Tuesday, August 16, 2011

What Books Are You Teaching This Fall?

As the Fall semester approaches I am eager to hear what books you are assigning to your students.  Feel free to share in the comments section, especially if you are teaching courses related to what we do here at The Way of Improvement Leads Home

Anyone teaching courses in US History to 1865/77, Colonial America, American Revolution, Early Republic, American Religious History, or something close?  Or perhaps you are doing a specialized seminar on something related to these themes. We want to hear what you are assigning!

I am teaching two courses this semester.  In my U.S. survey I have the students read a textbook, a host of small primary documents, and three classics:  Franklin's Autobiography; Paine's Common Sense; and Douglass's Narrative.

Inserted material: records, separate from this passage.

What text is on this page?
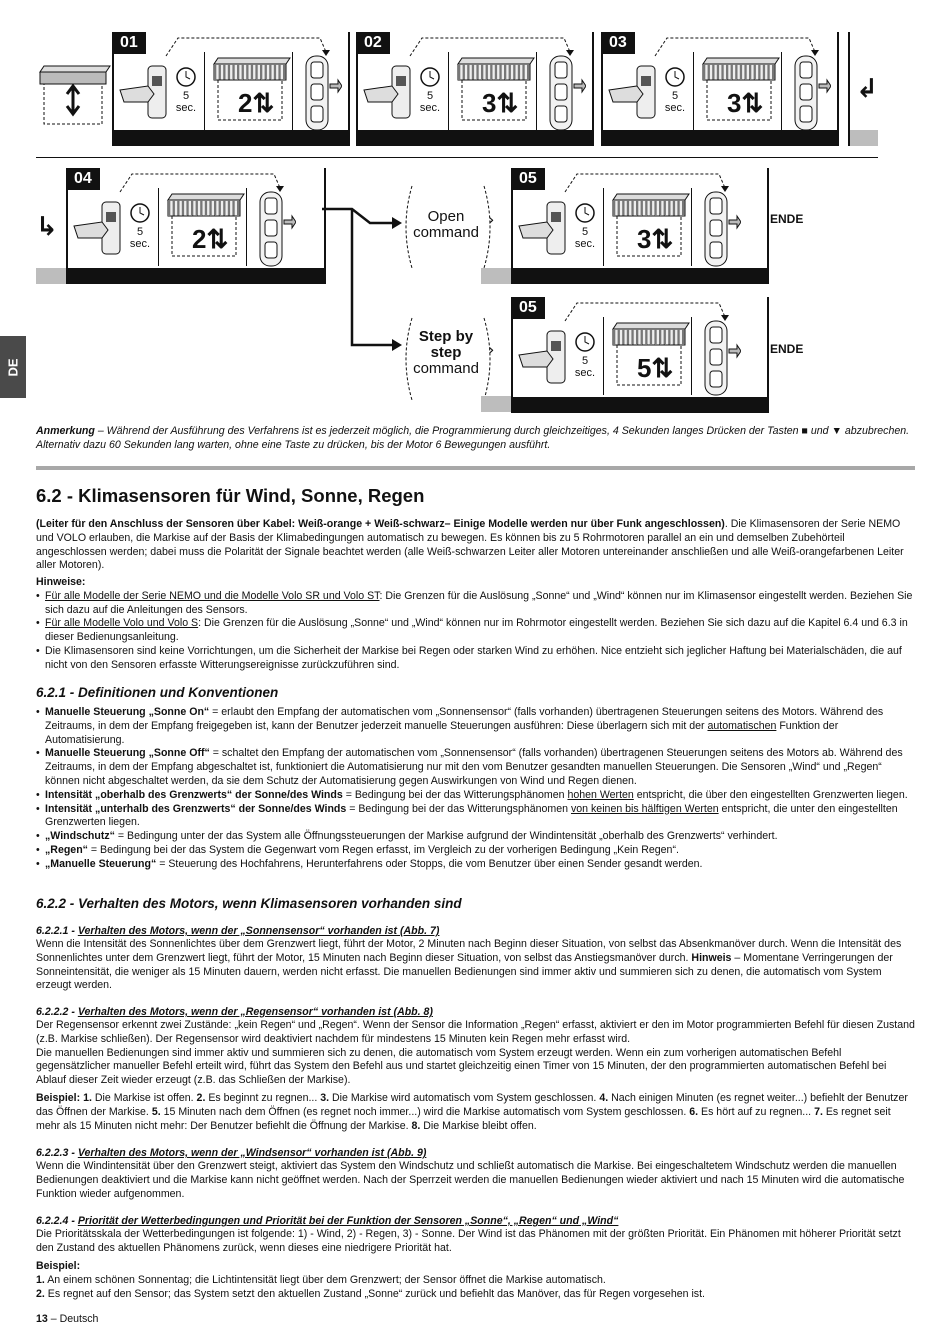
01	02	03
↲
↳
04
Open
command
›
05
ENDE
Step by
step
command
›
05
ENDE
5
sec. 2⇅	5
sec. 3⇅	5
sec. 3⇅
5
sec. 2⇅	5
sec. 3⇅
5
sec. 5⇅
DE
Anmerkung – Während der Ausführung des Verfahrens ist es jederzeit möglich, die Programmierung durch gleichzeitiges, 4 Sekunden langes Drücken der Tasten ■ und ▼ abzubrechen. Alternativ dazu 60 Sekunden lang warten, ohne eine Taste zu drücken, bis der Motor 6 Bewegungen ausführt.
6.2 - Klimasensoren für Wind, Sonne, Regen
(Leiter für den Anschluss der Sensoren über Kabel: Weiß-orange + Weiß-schwarz– Einige Modelle werden nur über Funk angeschlossen). Die Klimasensoren der Serie NEMO und VOLO erlauben, die Markise auf der Basis der Klimabedingungen automatisch zu bewegen. Es können bis zu 5 Rohrmotoren parallel an ein und demselben Zubehörteil angeschlossen werden; dabei muss die Polarität der Signale beachtet werden (alle Weiß-schwarzen Leiter aller Motoren untereinander anschließen und alle Weiß-orangefarbenen Leiter aller Motoren).
Hinweise:
• Für alle Modelle der Serie NEMO und die Modelle Volo SR und Volo ST: Die Grenzen für die Auslösung „Sonne“ und „Wind“ können nur im Klimasensor eingestellt werden. Beziehen Sie sich dazu auf die Anleitungen des Sensors.
• Für alle Modelle Volo und Volo S: Die Grenzen für die Auslösung „Sonne“ und „Wind“ können nur im Rohrmotor eingestellt werden. Beziehen Sie sich dazu auf die Kapitel 6.4 und 6.3 in dieser Bedienungsanleitung.
• Die Klimasensoren sind keine Vorrichtungen, um die Sicherheit der Markise bei Regen oder starken Wind zu erhöhen. Nice entzieht sich jeglicher Haftung bei Materialschäden, die auf nicht von den Sensoren erfasste Witterungsereignisse zurückzuführen sind.
6.2.1 - Definitionen und Konventionen
• Manuelle Steuerung „Sonne On“ = erlaubt den Empfang der automatischen vom „Sonnensensor“ (falls vorhanden) übertragenen Steuerungen seitens des Motors. Während des Zeitraums, in dem der Empfang freigegeben ist, kann der Benutzer jederzeit manuelle Steuerungen ausführen: Diese überlagern sich mit der automatischen Funktion der Automatisierung.
• Manuelle Steuerung „Sonne Off“ = schaltet den Empfang der automatischen vom „Sonnensensor“ (falls vorhanden) übertragenen Steuerungen seitens des Motors ab. Während des Zeitraums, in dem der Empfang abgeschaltet ist, funktioniert die Automatisierung nur mit den vom Benutzer gesandten manuellen Steuerungen. Die Sensoren „Wind“ und „Regen“ können nicht abgeschaltet werden, da sie dem Schutz der Automatisierung gegen Auswirkungen von Wind und Regen dienen.
• Intensität „oberhalb des Grenzwerts“ der Sonne/des Winds = Bedingung bei der das Witterungsphänomen hohen Werten entspricht, die über den eingestellten Grenzwerten liegen.
• Intensität „unterhalb des Grenzwerts“ der Sonne/des Winds = Bedingung bei der das Witterungsphänomen von keinen bis hälftigen Werten entspricht, die unter den eingestellten Grenzwerten liegen.
• „Windschutz“ = Bedingung unter der das System alle Öffnungssteuerungen der Markise aufgrund der Windintensität „oberhalb des Grenzwerts“ verhindert.
• „Regen“ = Bedingung bei der das System die Gegenwart vom Regen erfasst, im Vergleich zu der vorherigen Bedingung „Kein Regen“.
• „Manuelle Steuerung“ = Steuerung des Hochfahrens, Herunterfahrens oder Stopps, die vom Benutzer über einen Sender gesandt werden.
6.2.2 - Verhalten des Motors, wenn Klimasensoren vorhanden sind
6.2.2.1 - Verhalten des Motors, wenn der „Sonnensensor“ vorhanden ist (Abb. 7)
Wenn die Intensität des Sonnenlichtes über dem Grenzwert liegt, führt der Motor, 2 Minuten nach Beginn dieser Situation, von selbst das Absenkmanöver durch. Wenn die Intensität des Sonnenlichtes unter dem Grenzwert liegt, führt der Motor, 15 Minuten nach Beginn dieser Situation, von selbst das Anstiegsmanöver durch. Hinweis – Momentane Verringerungen der Sonneintensität, die weniger als 15 Minuten dauern, werden nicht erfasst. Die manuellen Bedienungen sind immer aktiv und summieren sich zu denen, die automatisch vom System erzeugt werden.
6.2.2.2 - Verhalten des Motors, wenn der „Regensensor“ vorhanden ist (Abb. 8)
Der Regensensor erkennt zwei Zustände: „kein Regen“ und „Regen“. Wenn der Sensor die Information „Regen“ erfasst, aktiviert er den im Motor programmierten Befehl für diesen Zustand (z.B. Markise schließen). Der Regensensor wird deaktiviert nachdem für mindestens 15 Minuten kein Regen mehr erfasst wird.
Die manuellen Bedienungen sind immer aktiv und summieren sich zu denen, die automatisch vom System erzeugt werden. Wenn ein zum vorherigen automatischen Befehl gegensätzlicher manueller Befehl erteilt wird, führt das System den Befehl aus und startet gleichzeitig einen Timer von 15 Minuten, der den programmierten automatischen Befehl bei Ablauf dieser Zeit wieder erzeugt (z.B. das Schließen der Markise).
Beispiel: 1. Die Markise ist offen. 2. Es beginnt zu regnen... 3. Die Markise wird automatisch vom System geschlossen. 4. Nach einigen Minuten (es regnet weiter...) befiehlt der Benutzer das Öffnen der Markise. 5. 15 Minuten nach dem Öffnen (es regnet noch immer...) wird die Markise automatisch vom System geschlossen. 6. Es hört auf zu regnen... 7. Es regnet seit mehr als 15 Minuten nicht mehr: Der Benutzer befiehlt die Öffnung der Markise. 8. Die Markise bleibt offen.
6.2.2.3 - Verhalten des Motors, wenn der „Windsensor“ vorhanden ist (Abb. 9)
Wenn die Windintensität über den Grenzwert steigt, aktiviert das System den Windschutz und schließt automatisch die Markise. Bei eingeschaltetem Windschutz werden die manuellen Bedienungen deaktiviert und die Markise kann nicht geöffnet werden. Nach der Sperrzeit werden die manuellen Bedienungen wieder aktiviert und nach 15 Minuten wird die automatische Funktion wieder aufgenommen.
6.2.2.4 - Priorität der Wetterbedingungen und Priorität bei der Funktion der Sensoren „Sonne“, „Regen“ und „Wind“
Die Prioritätsskala der Wetterbedingungen ist folgende: 1) - Wind, 2) - Regen, 3) - Sonne. Der Wind ist das Phänomen mit der größten Priorität. Ein Phänomen mit höherer Priorität setzt den Zustand des aktuellen Phänomens zurück, wenn dieses eine niedrigere Priorität hat.
Beispiel:
1. An einem schönen Sonnentag; die Lichtintensität liegt über dem Grenzwert; der Sensor öffnet die Markise automatisch.
2. Es regnet auf den Sensor; das System setzt den aktuellen Zustand „Sonne“ zurück und befiehlt das Manöver, das für Regen vorgesehen ist.
13 – Deutsch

I am also teaching a new course called "Teaching History."  It is designed for future history teachers, public historians, and anyone else who wants to think about how to communicate the past to public audiences.  The class is near full!  We will be reading:

Sam Wineburg, Historical Thinking and Other Unnatural Acts

Gary Nash, et.al, History on Trial: Culture Wars and the Teaching of the Past.

James Loewen, Teaching What Really Happened.

Bruce VanSledright, The Challenge of Rethinking History Education.

James Percoco, A Passion for the Past: Creative Teaching of U.S. History.

3 comments:

Edward J. Blum said...

Hey John, great question: I'm using for one class, Fea, _Was America Founded as a Christian Nation?_, Kramnic and Moore, _the Godless Constitution_, Sutton, _Aimee Semple McPherson and the Resurrection of Christian America_, and Schultz, _Tri-Faith America_. In another, I'm using Sutton, Schultz, Lofton, _The Gospel of Oprah_, and my own _Reforging the White Republic_. For the survey class, it's the textbook _Hist_ and _Major Problems in American History_ which get bundled together to be really inexpensive.

John Fea said...

Where do I sign up? And thanks for assigning Was America Founded!

Christopher said...

I'm teaching the first half of the U.S. survey for the first time. In addition to a textbook (Foner's Give Me Liberty!) and several short primary source readings, I've assigned the following:

*Camilla Townsend, Pocahontas and the Powhatan Dilemma
*Randy J. Sparks, The Two Princes of Calabar: An Eighteenth Century Atlantic Odyssey
*Paul Johnson and Sean Wilentz, The Kingdom of Matthias: A Story of Sex and Salvation in 19th-Century America
*Charles B. Dew, Apostles of Disunion: The Southern Secession Commissioners and the Causes of the Civil War

I tried to select texts that were relatively short, well written, and/or connected to the local community/region (hence Townsend's Pocahontas bio and Dew's book).